The Challenges of Relaunching a Website
Relaunching a website can be a daunting task. Depending on your goals it can contain challenges in all areas involved. The following article describes challenges commonly encountered and hints on how to face them.
The first question you should ask when considering a relaunch is whether you are talking about a complete website relaunch or “only” a refresh. A refresh - or face-lift - consists of modernizing the visual appeal of your website or application, whereas a relaunch also applies to your overall online strategy, your technology stack and the placement of your website in the market. Following that, you should start by defining your goals and vision for the relaunch.
The goals for a website relaunch come from the necessity of the relaunch itself. Did your market change since the launch of your current website? Are your potential clients using different channels? If that’s the case, you are relaunching the website out of business necessity. If your technology stack runs out of support, the license for your website software runs out or your IT department decided to switch to a different technological base, you are relaunching out of technical need. More often than not, you will likely have a combination of reasons for the relaunch.

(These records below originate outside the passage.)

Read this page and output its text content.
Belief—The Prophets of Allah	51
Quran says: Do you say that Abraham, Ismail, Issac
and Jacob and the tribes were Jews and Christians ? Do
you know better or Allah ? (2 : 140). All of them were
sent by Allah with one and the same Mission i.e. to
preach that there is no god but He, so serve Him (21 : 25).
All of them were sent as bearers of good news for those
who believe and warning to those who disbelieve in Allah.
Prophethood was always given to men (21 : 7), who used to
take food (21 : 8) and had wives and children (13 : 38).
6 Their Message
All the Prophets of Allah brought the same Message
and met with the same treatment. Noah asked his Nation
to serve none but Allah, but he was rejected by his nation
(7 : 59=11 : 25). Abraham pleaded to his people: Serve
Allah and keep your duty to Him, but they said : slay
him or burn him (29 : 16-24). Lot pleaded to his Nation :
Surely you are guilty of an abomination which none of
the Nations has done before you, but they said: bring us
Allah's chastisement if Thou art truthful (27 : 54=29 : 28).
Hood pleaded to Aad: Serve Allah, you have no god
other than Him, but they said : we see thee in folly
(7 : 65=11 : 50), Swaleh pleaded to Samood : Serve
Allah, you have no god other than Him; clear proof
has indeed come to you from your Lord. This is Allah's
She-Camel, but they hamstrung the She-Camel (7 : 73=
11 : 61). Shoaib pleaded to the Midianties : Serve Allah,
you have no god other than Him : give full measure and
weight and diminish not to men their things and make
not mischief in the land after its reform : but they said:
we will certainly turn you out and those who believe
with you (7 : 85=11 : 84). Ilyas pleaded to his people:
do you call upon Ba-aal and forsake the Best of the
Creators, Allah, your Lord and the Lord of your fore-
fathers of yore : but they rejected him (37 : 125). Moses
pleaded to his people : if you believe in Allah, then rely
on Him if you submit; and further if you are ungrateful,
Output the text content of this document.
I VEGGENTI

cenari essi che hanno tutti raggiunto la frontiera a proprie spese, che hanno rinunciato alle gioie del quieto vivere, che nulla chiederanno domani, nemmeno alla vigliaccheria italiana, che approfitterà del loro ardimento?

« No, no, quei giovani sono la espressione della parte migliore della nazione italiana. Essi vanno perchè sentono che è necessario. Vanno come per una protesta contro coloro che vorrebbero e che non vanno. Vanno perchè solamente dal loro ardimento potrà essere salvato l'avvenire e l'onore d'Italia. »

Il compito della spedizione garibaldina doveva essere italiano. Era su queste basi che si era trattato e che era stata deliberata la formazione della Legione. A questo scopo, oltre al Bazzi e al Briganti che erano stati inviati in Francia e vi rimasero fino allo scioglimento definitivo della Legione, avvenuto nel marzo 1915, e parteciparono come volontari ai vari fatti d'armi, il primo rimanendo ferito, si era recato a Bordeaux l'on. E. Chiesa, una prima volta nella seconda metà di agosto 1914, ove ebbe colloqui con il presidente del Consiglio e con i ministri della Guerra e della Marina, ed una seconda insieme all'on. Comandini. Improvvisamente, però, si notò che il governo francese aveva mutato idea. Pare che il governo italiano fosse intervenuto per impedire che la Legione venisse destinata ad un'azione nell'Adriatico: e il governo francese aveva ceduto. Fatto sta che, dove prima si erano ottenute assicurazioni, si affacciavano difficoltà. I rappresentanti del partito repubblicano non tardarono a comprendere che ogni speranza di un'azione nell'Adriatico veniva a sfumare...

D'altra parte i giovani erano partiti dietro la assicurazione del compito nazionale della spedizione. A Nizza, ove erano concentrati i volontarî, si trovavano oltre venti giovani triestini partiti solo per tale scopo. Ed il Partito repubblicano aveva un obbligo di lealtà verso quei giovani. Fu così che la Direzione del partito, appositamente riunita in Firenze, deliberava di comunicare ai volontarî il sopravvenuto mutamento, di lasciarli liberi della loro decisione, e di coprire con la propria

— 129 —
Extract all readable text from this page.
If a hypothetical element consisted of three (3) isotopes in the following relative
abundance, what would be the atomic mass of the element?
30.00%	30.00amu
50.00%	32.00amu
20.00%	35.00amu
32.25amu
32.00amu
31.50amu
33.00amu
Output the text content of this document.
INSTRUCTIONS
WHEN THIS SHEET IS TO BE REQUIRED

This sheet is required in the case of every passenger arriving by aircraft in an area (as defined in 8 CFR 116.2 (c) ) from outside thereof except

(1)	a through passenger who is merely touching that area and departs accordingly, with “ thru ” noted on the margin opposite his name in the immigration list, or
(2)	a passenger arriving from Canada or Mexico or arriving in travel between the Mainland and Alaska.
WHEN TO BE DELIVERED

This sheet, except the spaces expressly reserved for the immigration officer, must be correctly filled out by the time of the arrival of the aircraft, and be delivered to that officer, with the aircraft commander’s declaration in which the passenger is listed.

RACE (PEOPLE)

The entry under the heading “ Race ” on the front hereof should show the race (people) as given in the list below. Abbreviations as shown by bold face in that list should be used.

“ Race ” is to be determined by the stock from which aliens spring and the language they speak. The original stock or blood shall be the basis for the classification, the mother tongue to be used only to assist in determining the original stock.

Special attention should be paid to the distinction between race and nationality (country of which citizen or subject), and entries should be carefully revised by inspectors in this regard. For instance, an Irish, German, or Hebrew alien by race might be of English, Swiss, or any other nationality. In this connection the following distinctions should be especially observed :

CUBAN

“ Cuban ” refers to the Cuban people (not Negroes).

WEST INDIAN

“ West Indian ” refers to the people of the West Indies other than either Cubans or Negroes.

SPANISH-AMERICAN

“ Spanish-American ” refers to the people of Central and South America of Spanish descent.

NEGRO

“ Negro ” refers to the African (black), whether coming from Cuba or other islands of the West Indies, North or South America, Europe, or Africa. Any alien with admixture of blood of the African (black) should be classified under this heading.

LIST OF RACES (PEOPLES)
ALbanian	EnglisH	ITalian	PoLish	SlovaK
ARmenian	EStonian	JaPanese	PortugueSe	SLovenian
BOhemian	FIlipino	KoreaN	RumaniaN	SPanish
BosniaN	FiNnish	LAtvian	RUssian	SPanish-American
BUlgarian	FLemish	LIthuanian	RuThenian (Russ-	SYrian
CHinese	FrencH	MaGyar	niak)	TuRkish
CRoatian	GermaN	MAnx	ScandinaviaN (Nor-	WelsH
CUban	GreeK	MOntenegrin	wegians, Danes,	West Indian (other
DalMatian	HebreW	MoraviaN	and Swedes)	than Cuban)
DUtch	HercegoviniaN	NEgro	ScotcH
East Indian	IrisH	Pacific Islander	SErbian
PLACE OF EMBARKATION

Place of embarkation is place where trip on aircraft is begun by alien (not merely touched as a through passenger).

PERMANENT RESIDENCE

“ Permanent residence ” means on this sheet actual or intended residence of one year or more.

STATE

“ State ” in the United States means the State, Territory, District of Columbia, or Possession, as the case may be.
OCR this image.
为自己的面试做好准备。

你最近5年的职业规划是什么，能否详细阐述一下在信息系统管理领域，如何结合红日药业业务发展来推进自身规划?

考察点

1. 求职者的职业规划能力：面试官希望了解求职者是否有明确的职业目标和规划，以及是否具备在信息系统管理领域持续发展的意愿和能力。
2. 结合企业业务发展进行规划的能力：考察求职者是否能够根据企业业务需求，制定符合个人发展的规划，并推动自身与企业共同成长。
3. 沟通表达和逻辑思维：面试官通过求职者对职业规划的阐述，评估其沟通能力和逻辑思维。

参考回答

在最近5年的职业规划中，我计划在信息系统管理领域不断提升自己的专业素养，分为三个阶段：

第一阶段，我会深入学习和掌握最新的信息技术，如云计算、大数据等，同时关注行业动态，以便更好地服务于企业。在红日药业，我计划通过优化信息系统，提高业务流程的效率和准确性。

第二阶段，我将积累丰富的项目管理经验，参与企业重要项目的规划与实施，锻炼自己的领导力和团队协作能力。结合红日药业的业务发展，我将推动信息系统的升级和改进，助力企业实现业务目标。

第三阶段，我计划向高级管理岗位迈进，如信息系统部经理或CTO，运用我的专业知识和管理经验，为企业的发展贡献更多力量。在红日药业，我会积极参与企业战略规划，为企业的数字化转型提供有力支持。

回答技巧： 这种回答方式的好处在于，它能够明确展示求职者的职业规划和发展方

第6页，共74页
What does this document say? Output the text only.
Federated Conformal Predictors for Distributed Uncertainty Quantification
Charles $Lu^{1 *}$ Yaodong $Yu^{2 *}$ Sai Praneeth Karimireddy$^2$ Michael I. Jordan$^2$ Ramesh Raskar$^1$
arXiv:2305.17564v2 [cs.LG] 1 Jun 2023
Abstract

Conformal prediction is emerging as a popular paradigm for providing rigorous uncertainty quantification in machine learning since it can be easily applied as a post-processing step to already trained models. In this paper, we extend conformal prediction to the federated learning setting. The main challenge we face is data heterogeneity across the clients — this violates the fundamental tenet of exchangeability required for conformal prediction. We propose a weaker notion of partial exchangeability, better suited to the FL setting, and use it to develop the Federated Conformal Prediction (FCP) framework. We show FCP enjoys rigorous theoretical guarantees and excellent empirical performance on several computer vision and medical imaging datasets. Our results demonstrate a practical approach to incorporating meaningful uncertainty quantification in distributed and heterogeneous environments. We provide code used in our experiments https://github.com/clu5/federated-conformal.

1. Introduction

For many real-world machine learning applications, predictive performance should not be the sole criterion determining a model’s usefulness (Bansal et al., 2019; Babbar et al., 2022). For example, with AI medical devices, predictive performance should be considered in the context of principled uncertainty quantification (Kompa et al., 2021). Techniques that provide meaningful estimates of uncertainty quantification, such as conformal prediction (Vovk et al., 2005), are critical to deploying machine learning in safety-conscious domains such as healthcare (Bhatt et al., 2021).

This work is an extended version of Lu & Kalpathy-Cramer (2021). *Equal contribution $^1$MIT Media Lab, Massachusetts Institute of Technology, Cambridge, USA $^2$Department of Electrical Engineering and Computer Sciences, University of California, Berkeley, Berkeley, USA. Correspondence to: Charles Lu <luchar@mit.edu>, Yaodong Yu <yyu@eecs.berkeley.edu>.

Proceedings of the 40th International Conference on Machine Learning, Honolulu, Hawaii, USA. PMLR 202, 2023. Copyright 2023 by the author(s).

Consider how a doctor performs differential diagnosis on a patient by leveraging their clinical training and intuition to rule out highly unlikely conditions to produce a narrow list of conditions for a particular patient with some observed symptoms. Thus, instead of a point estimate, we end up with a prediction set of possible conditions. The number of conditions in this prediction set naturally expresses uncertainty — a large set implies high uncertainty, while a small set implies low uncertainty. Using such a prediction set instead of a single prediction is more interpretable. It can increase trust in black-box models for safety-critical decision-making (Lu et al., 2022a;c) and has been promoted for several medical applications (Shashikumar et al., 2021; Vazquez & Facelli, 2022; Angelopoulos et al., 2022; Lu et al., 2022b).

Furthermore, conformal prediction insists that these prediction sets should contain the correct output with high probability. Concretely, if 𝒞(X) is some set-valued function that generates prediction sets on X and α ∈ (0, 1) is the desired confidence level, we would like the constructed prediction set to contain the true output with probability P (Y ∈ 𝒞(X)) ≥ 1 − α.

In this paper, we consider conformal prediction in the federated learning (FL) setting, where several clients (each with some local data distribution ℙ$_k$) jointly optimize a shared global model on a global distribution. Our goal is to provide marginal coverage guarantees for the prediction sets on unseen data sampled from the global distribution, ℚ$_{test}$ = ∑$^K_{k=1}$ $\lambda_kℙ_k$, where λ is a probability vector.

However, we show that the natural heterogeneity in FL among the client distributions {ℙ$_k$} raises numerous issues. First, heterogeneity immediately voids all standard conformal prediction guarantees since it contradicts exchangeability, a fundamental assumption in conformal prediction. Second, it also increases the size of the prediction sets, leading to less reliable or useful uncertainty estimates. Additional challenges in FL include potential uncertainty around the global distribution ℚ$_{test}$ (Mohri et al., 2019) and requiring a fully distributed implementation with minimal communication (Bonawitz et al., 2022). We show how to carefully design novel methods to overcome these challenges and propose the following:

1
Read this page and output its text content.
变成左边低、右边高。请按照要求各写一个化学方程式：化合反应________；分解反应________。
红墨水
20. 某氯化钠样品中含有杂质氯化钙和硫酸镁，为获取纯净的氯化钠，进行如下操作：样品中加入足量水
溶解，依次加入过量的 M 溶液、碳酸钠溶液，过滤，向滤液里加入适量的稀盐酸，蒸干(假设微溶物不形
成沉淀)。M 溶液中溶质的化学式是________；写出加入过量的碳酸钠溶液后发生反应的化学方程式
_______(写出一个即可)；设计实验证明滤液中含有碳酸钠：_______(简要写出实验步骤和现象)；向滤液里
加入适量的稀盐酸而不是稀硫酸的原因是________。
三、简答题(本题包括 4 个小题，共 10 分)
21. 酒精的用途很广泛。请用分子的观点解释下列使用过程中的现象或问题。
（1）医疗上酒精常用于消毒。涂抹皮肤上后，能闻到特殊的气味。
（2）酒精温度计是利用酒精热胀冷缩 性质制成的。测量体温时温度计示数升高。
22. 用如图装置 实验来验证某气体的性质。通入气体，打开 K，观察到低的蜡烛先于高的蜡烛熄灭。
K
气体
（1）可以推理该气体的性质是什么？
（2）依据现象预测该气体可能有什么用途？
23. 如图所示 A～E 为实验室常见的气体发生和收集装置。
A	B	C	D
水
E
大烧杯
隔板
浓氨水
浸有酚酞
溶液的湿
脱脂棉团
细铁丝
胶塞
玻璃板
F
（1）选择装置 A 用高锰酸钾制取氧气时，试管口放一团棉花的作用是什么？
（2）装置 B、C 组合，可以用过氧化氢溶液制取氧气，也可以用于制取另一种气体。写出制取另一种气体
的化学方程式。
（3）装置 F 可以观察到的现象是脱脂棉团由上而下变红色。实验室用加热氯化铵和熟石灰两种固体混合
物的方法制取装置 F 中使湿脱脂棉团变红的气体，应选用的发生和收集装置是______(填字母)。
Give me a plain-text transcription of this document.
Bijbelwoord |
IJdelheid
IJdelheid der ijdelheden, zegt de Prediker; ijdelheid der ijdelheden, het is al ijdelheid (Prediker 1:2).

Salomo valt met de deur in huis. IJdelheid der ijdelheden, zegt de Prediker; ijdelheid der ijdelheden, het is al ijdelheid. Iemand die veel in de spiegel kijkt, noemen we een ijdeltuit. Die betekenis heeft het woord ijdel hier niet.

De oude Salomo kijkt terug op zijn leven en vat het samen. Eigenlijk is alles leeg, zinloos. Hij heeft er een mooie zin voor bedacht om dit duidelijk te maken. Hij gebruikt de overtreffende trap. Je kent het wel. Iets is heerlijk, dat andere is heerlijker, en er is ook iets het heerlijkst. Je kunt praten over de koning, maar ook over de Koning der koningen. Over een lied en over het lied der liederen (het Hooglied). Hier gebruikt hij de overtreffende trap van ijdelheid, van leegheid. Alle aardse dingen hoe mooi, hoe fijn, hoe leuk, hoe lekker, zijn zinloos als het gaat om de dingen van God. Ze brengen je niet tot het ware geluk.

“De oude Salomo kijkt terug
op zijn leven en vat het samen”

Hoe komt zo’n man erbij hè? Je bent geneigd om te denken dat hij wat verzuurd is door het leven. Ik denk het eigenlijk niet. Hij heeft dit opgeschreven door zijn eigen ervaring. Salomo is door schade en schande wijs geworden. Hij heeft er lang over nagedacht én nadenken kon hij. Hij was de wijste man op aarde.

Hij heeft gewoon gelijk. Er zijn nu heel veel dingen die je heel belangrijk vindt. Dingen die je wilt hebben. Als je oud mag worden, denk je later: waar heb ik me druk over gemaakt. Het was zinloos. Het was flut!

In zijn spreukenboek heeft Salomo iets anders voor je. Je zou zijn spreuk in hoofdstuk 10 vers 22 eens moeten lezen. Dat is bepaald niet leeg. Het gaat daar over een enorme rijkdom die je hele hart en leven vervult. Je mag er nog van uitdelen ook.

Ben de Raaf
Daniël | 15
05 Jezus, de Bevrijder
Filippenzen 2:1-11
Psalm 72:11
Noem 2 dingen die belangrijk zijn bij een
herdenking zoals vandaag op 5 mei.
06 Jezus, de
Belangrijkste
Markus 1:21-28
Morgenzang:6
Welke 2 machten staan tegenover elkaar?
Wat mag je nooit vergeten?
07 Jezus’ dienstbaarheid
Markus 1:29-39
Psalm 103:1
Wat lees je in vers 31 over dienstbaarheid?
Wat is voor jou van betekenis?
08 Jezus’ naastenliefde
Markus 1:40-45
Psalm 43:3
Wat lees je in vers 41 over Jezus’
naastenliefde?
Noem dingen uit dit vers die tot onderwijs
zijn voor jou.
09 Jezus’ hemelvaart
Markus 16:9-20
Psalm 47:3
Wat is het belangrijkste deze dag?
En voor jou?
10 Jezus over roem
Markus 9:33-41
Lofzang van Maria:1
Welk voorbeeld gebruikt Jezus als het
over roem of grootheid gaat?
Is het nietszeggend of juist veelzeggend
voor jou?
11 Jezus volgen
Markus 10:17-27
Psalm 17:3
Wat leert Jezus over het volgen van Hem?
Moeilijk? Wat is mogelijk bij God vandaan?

Before starting with a relaunch, you should analyze the data you have gathered from your current website. Not only do you probably have a good idea which parts of the site are working and which aren’t, you will also have quite some people working on your website for a while - those will have wishes and ideas that could make the next iteration of your website more successful. Make sure to include them early in the process and collect their feedback.
The most obvious part of your relaunch will be any changes in design and usability. For most projects this is still the starting point and the one most argued about. As the agile change arrived in the industry, most companies acknowledge trying to plan everything upfront without involving key stakeholders will likely fail. Try to start with basic ideas and refine them during the review process. As your homepage will be what visitors see first, design it as late as possible in the process, so you can incorporate all the feedback and experience from the project.
One part of a relaunch project that is often neglected is the involvement of your stakeholders and early integration of them. Relaunching a website also means changing processes, changing tools and sometimes even changing responsibility. Integrating your stakeholders early in the process and onboarding them will save you from headaches later. Additionally, by including those who have to work with the new website, you will get feedback early on, enabling you to react to rising challenges as early as possible.
The development of technology continually accelerates. Therefore it's more than likely you will have to base your website on a completely new technology stack - a good thing, as it probably means your website will have better performance out of the box. But still, it will take time to transfer to new technology. If you work with an agency they will take care of the new technology for you. If you are running your website yourself, keep in mind that your IT department will have to learn the new technology first and learning takes time. Nevertheless, you should not use outdated software - for security and performance reasons.
Once you got your website relaunched you should keep an eye on your analytics data. Does the website outperform the old one? Are you closer to your goals? Do your clients like it? If you want to be extra-careful you can also let your old and new website run in parallel and set up some A/B testing. Keep in mind that change is hard for many people, so don’t be surprised if your returning clients are a bit irritated at first.
As you can see, relaunch projects can be big and touch many parts - from design and technology to all the processes involved. They can - and sometimes should - take years. If your project is one of these, consider that whenever you take software decisions, to make sure your technology stack is supported throughout your next relaunch. Get your stakeholders on board early and get feedback from your clients often. Make sure your goals are clear and everybody involved knows them.